With snapshot isolation: Txn B started at ts=3, before Txn A committed at ts=4. So Txn B does NOT see x=100. It sees whatever x was before Txn A.
This is why we track start_ts and commit_ts - they determine visibility.
Read-Only Transactions
Read-only transactions are special:
var txn = try tm.begin(.read_only, .snapshot);
// This fails:
const result = tm.logOperation(&txn, .insert, "data");
// Error: TxnError.ReadOnly
Why have read-only transactions?
- No WAL writes - faster, no disk I/O for reads
- No locks needed - can always proceed
- Never abort due to conflicts - just reads a snapshot
- Helps garbage collection - we know this txn won't modify old versions
Thread Safety
The TxnManager uses a mutex to protect shared state:
pub fn begin(self: *Self, ...) TxnError!Transaction {
self.mutex.lock(); // ← Only one thread at a time
defer self.mutex.unlock(); // ← Released when function exits
// Safe to modify next_txn_id, active_txns, etc.
...
}
This is a simple approach.

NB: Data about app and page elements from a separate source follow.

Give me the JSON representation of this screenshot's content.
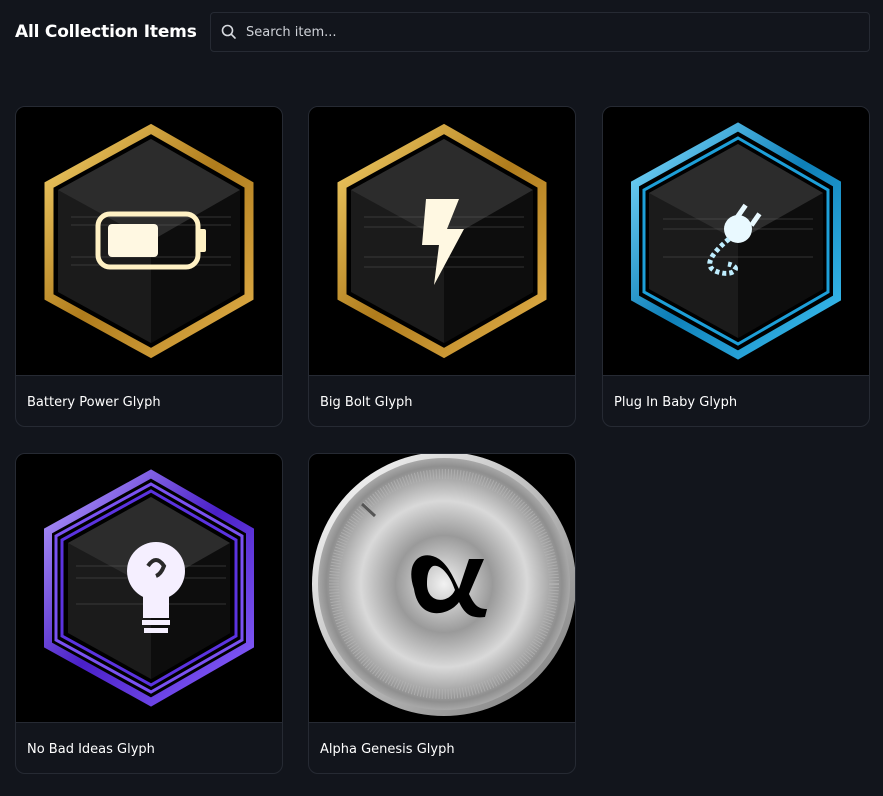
{
  "header": {
    "title": "All Collection Items"
  },
  "search": {
    "placeholder": "Search item..."
  },
  "items": [
    {
      "name": "Battery Power Glyph",
      "icon": "battery-icon",
      "frame_color": "#c8952a",
      "glow_color": "#fff4cf"
    },
    {
      "name": "Big Bolt Glyph",
      "icon": "lightning-bolt-icon",
      "frame_color": "#c8952a",
      "glow_color": "#fff4cf"
    },
    {
      "name": "Plug In Baby Glyph",
      "icon": "plug-icon",
      "frame_color": "#1da9e0",
      "glow_color": "#dff6ff"
    },
    {
      "name": "No Bad Ideas Glyph",
      "icon": "light-bulb-icon",
      "frame_color": "#6d3ff0",
      "glow_color": "#f2eaff"
    },
    {
      "name": "Alpha Genesis Glyph",
      "icon": "alpha-icon",
      "frame_color": "#c9c9c9",
      "glow_color": "#000000"
    }
  ]
}
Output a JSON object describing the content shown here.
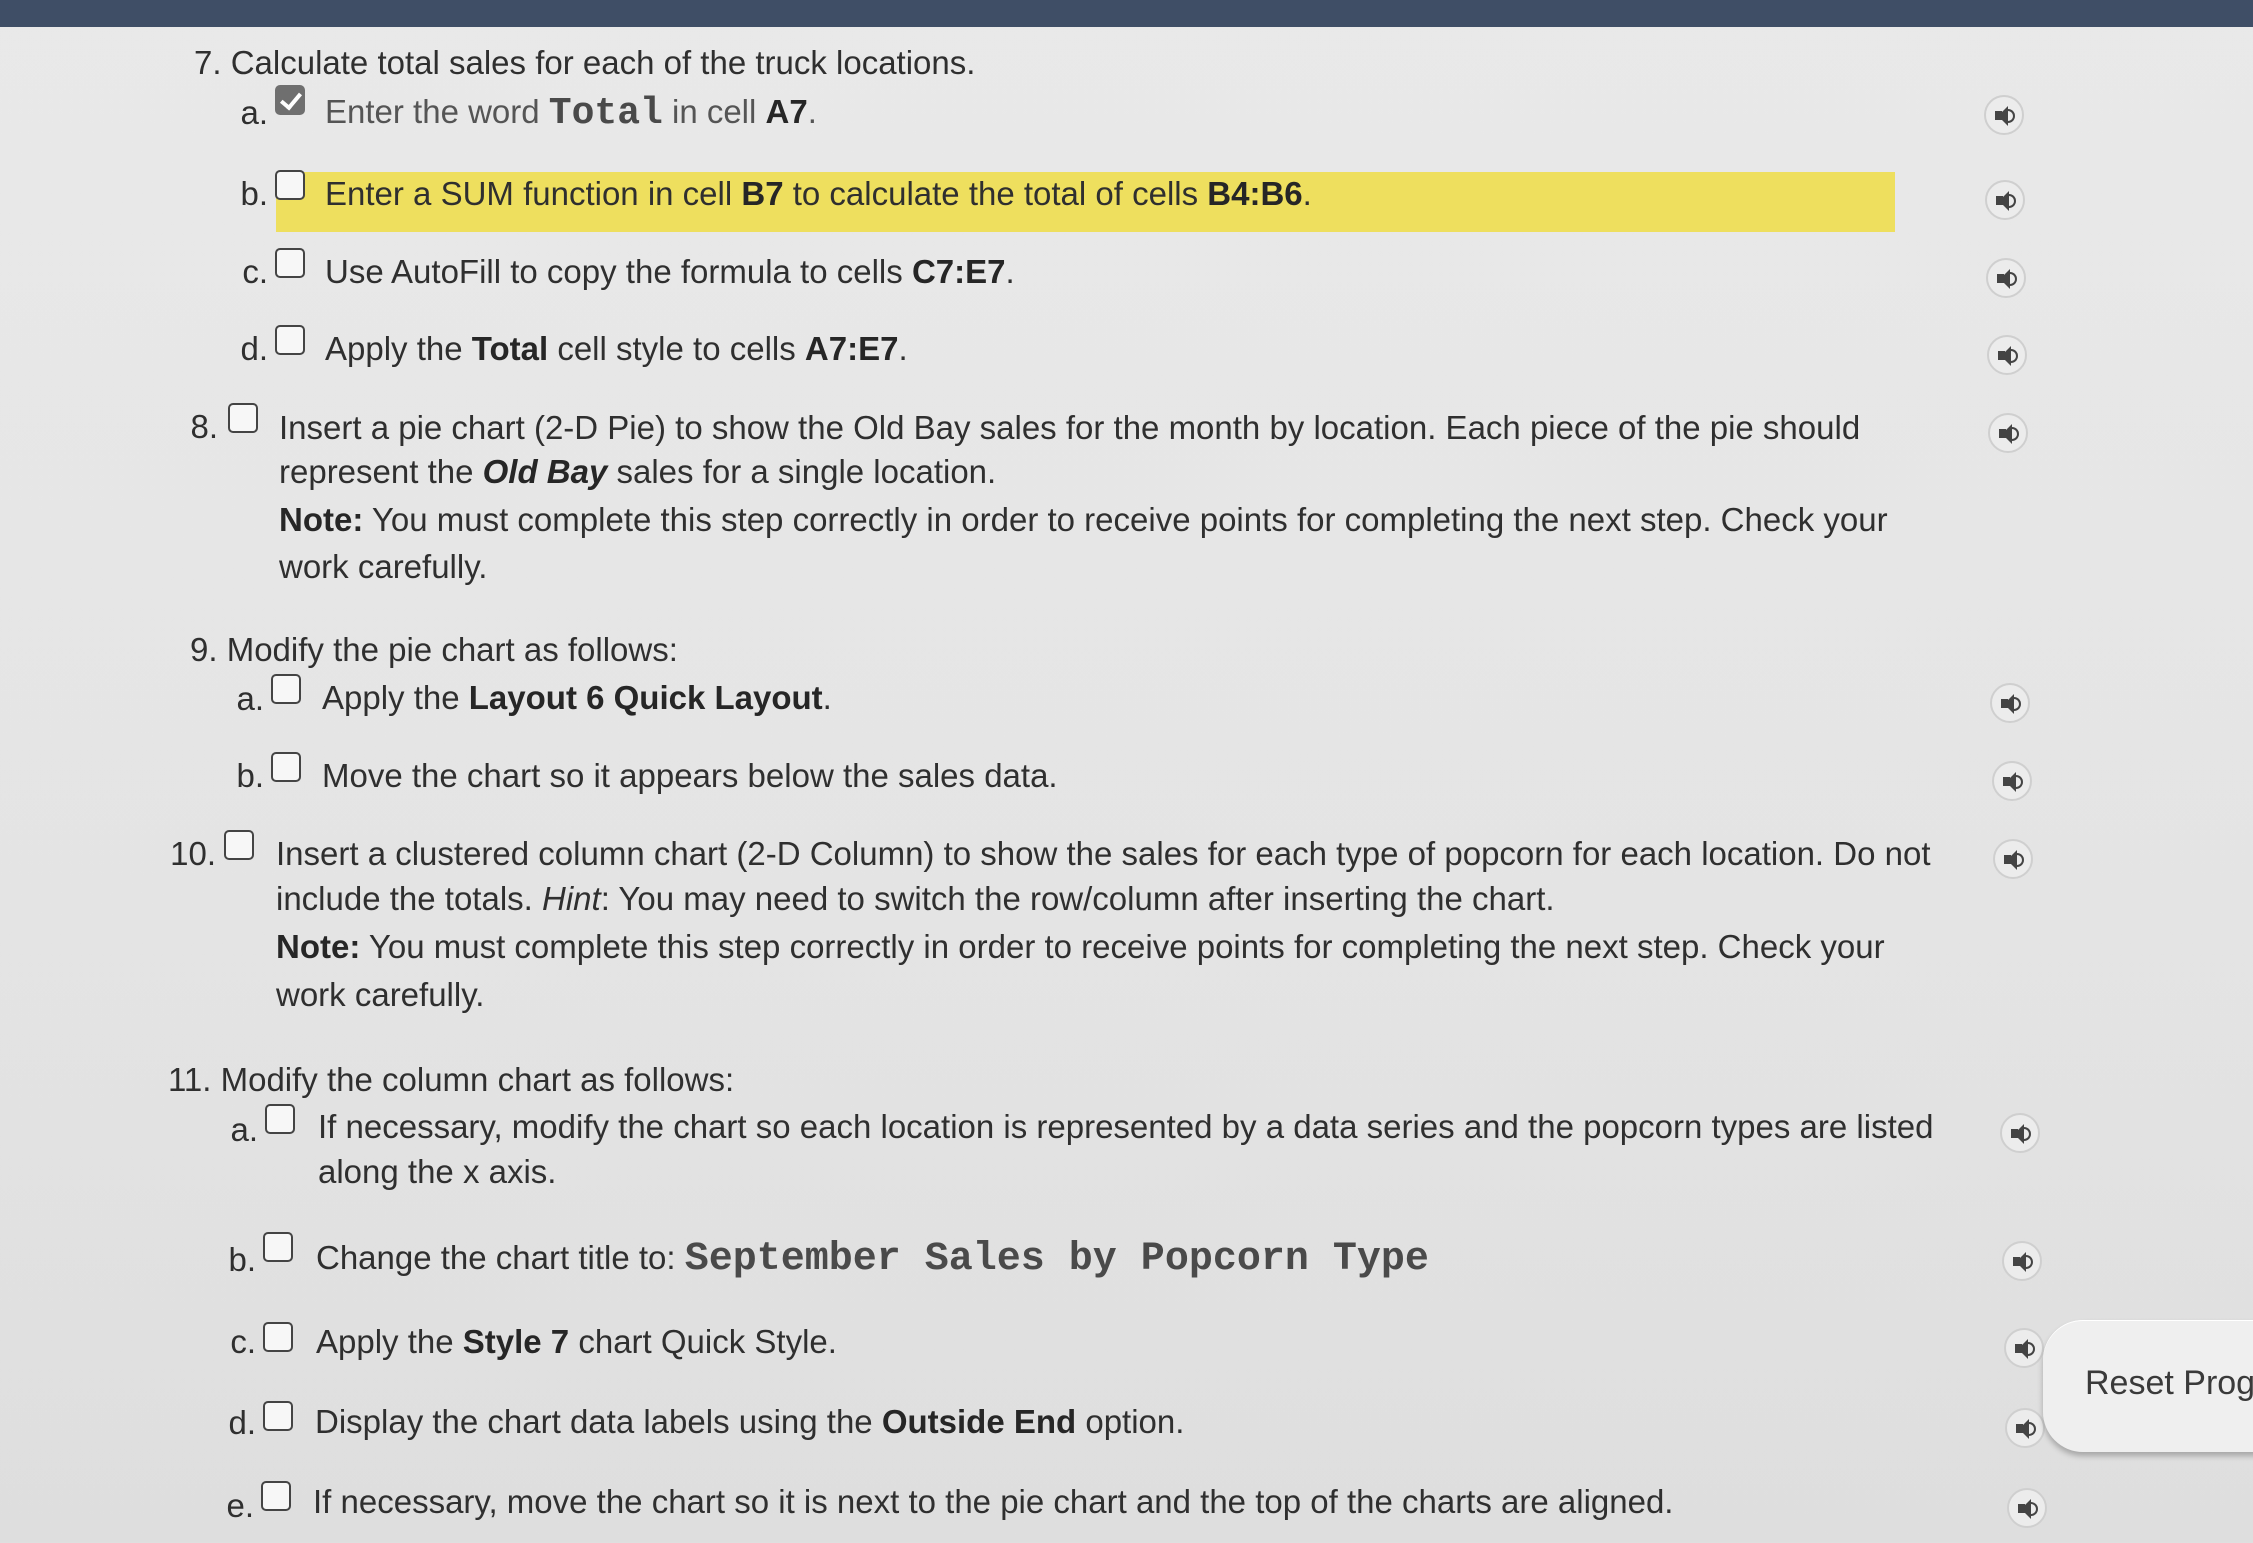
{
  "steps": {
    "s7": {
      "num": "7.",
      "text": "Calculate total sales for each of the truck locations.",
      "a": {
        "label": "a.",
        "pre": "Enter the word ",
        "value": "Total",
        "post": " in cell ",
        "cell": "A7",
        "end": "."
      },
      "b": {
        "label": "b.",
        "pre": "Enter a SUM function in cell ",
        "cell": "B7",
        "mid": " to calculate the total of cells ",
        "range": "B4:B6",
        "end": "."
      },
      "c": {
        "label": "c.",
        "pre": "Use AutoFill to copy the formula to cells ",
        "range": "C7:E7",
        "end": "."
      },
      "d": {
        "label": "d.",
        "pre": "Apply the ",
        "style": "Total",
        "mid": " cell style to cells ",
        "range": "A7:E7",
        "end": "."
      }
    },
    "s8": {
      "num": "8.",
      "line1": "Insert a pie chart (2-D Pie) to show the Old Bay sales for the month by location. Each piece of the pie should",
      "line2_pre": "represent the ",
      "line2_bold": "Old Bay",
      "line2_post": " sales for a single location.",
      "note_label": "Note:",
      "note_text": " You must complete this step correctly in order to receive points for completing the next step. Check your",
      "note_line2": "work carefully."
    },
    "s9": {
      "num": "9.",
      "text": "Modify the pie chart as follows:",
      "a": {
        "label": "a.",
        "pre": "Apply the ",
        "bold": "Layout 6 Quick Layout",
        "end": "."
      },
      "b": {
        "label": "b.",
        "text": "Move the chart so it appears below the sales data."
      }
    },
    "s10": {
      "num": "10.",
      "line1": "Insert a clustered column chart (2-D Column) to show the sales for each type of popcorn for each location. Do not",
      "line2_pre": "include the totals. ",
      "line2_hint": "Hint",
      "line2_post": ": You may need to switch the row/column after inserting the chart.",
      "note_label": "Note:",
      "note_text": " You must complete this step correctly in order to receive points for completing the next step. Check your",
      "note_line2": "work carefully."
    },
    "s11": {
      "num": "11.",
      "text": "Modify the column chart as follows:",
      "a": {
        "label": "a.",
        "line1": "If necessary, modify the chart so each location is represented by a data series and the popcorn types are listed",
        "line2": "along the x axis."
      },
      "b": {
        "label": "b.",
        "pre": "Change the chart title to: ",
        "value": "September Sales by Popcorn Type"
      },
      "c": {
        "label": "c.",
        "pre": "Apply the ",
        "bold": "Style 7",
        "post": " chart Quick Style."
      },
      "d": {
        "label": "d.",
        "pre": "Display the chart data labels using the ",
        "bold": "Outside End",
        "post": " option."
      },
      "e": {
        "label": "e.",
        "text": "If necessary, move the chart so it is next to the pie chart and the top of the charts are aligned."
      }
    }
  },
  "reset_label": "Reset Progr",
  "icons": {
    "audio": "speaker-icon",
    "check": "checkmark-icon"
  },
  "colors": {
    "highlight": "#eedf5e",
    "topbar": "#3f4e66",
    "background": "#e6e6e6"
  }
}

The mutex is held briefly (microseconds), and the WAL I/O dominates latency anyway.
Statistics
The manager tracks statistics for monitoring:
const stats = tm.getStats();
stats.active_count // Currently running transactions
stats.committed_count // Total successful commits
stats.aborted_count // Total aborts
stats.oldest_active_id // Oldest running transaction
stats.current_ts // Current timestamp
oldest_active_id is important for garbage collection - we can't clean up any data that this transaction might still need to see.
API Summary
var tm = TxnManager.init(allocator, &wal);
// Start a transaction
var txn = try tm.begin(.read_write, .snapshot);
// Log operations
_ = try tm.logOperation(&txn, .insert, payload);
_ = try tm.logOperation(&txn, .update, payload);
// Create savepoint
try tm.savepoint(&txn, "before_danger");
// More operations
_ = try tm.logOperation(&txn, .delete, payload);
// Rollback to savepoint if needed
try tm.rollbackToSavepoint(&txn, "before_danger");
// Commit or abort
try tm.commit(&txn); // or tm.abort(&txn)
Integration
┌─────────────────────────────────────────────────────────────────┐
│ Application │
└───────────────────────────────┬─────────────────────────────────┘
│
▼
┌─────────────────────────────────────────────────────────────────┐
│ TxnManager │
│ • Manages transaction lifecycle │
│ • Maintains prev_lsn chains │
│ • Tracks active transactions │
└───────────────────────────────┬─────────────────────────────────┘
│
▼
┌─────────────────────────────────────────────────────────────────┐
│ WalManager │
│ • Durability through logging │
│ • fsync on commit │
└───────────────────────────────┬─────────────────────────────────┘
│
▼
┌─────────────────────────────────────────────────────────────────┐
│ BufferPool + BTree │
│ • Actual data storage │
│ • Page management │
│ • (Will check txn visibility for MVCC) │
└─────────────────────────────────────────────────────────────────┘
The Transaction Manager is the coordinator - it doesn't store data itself, but ensures that all operations follow ACID rules by orchestrating the WAL, tracking state, and enforcing invariants.